Admin and checkout services downtime
Incident Report for Subbly
Postmortem

Unfortunately, we experienced some downtime with the admin and checkout services tonight. Websites were not affected.

Here’s what happened:

We jumped to action right away to investigate, so there was some lag with us providing updates.

After about 20 minutes we managed to isolate the issue to one of our caching server clusters running out of memory.

One of our scripts that generates reports was running multiple instances simultaneously and due to over-caching it used up all the spare memory, eventually bringing the cache layer offline and the rest of the application with it. Ultimately it came down to poor planning.

To avoid risking losing data we had to free up some of the cache records manually to allow us to then clear unnecessary data.

The problem has been resolved and the offending script has been permanently patched and a good lesson along with it.

We sincerely apologise for the awful timing of this incident. We know your trust in us is essential and that you depend on us. We will continue to fight for 100% uptime and reliability in order to earn your trust.
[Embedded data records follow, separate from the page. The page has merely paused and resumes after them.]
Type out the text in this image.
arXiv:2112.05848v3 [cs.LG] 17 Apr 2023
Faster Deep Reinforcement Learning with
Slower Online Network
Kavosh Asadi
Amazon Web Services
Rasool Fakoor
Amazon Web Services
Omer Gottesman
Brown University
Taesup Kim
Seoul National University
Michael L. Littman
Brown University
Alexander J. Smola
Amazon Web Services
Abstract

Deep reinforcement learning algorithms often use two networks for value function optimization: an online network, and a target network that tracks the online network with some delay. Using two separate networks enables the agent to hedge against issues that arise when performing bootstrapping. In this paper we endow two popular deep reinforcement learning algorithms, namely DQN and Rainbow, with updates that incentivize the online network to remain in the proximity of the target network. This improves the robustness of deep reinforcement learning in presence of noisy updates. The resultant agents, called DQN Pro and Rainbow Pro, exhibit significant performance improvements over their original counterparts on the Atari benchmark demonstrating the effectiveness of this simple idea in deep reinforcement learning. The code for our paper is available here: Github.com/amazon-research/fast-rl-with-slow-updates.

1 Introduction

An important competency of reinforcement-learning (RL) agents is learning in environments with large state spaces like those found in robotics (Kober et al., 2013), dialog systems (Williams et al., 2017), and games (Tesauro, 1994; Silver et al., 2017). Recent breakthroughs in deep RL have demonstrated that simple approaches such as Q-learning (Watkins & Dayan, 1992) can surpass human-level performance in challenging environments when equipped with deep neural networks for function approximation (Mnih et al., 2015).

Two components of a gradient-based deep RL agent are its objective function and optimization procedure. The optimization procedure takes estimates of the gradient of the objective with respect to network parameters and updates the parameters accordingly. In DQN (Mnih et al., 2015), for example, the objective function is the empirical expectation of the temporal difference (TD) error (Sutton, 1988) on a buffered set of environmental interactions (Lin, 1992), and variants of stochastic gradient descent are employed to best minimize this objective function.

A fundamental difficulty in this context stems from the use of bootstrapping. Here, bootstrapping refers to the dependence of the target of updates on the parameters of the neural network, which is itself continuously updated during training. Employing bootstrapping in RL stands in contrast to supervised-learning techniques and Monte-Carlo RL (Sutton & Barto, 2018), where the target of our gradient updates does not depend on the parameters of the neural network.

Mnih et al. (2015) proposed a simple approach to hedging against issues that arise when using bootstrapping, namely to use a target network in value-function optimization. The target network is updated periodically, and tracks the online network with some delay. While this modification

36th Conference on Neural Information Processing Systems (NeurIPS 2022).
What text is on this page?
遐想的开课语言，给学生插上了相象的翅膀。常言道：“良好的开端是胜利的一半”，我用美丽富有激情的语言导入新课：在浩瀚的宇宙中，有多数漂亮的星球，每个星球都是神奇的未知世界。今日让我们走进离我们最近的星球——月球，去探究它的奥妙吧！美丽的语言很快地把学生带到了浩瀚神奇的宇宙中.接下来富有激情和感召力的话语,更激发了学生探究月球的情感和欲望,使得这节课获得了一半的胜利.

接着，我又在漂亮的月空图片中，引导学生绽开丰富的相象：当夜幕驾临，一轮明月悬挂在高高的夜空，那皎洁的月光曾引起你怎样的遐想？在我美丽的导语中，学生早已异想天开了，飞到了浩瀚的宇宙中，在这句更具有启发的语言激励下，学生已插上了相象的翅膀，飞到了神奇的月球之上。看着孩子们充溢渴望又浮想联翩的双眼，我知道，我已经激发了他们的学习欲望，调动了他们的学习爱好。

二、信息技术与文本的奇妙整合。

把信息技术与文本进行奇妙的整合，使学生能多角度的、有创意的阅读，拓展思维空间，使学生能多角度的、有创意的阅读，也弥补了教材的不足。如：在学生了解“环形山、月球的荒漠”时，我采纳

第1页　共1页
If you have any follow up questions or concerns, please don’t hesitate to reach out to us.

Sincerely,

Stefan Pretty, CEO of Subbly

Posted Nov 27, 2021 - 01:36 UTC

Resolved
Service is back online and fully operational. The issue has been permanently patched. We sincerely apologise for the inconvenience.
Posted Nov 27, 2021 - 01:35 UTC
Identified
Issue identified and working on deploying the fix.
Posted Nov 27, 2021 - 01:04 UTC
Investigating
Hey everyone! We're experiencing downtime with the Admin & Checkout but working as fast as we can to normalize the service.

Will keep you posted.
Posted Nov 27, 2021 - 00:43 UTC
This incident affected: Core Subbly Services (Admin, Checkout, Billing Engine).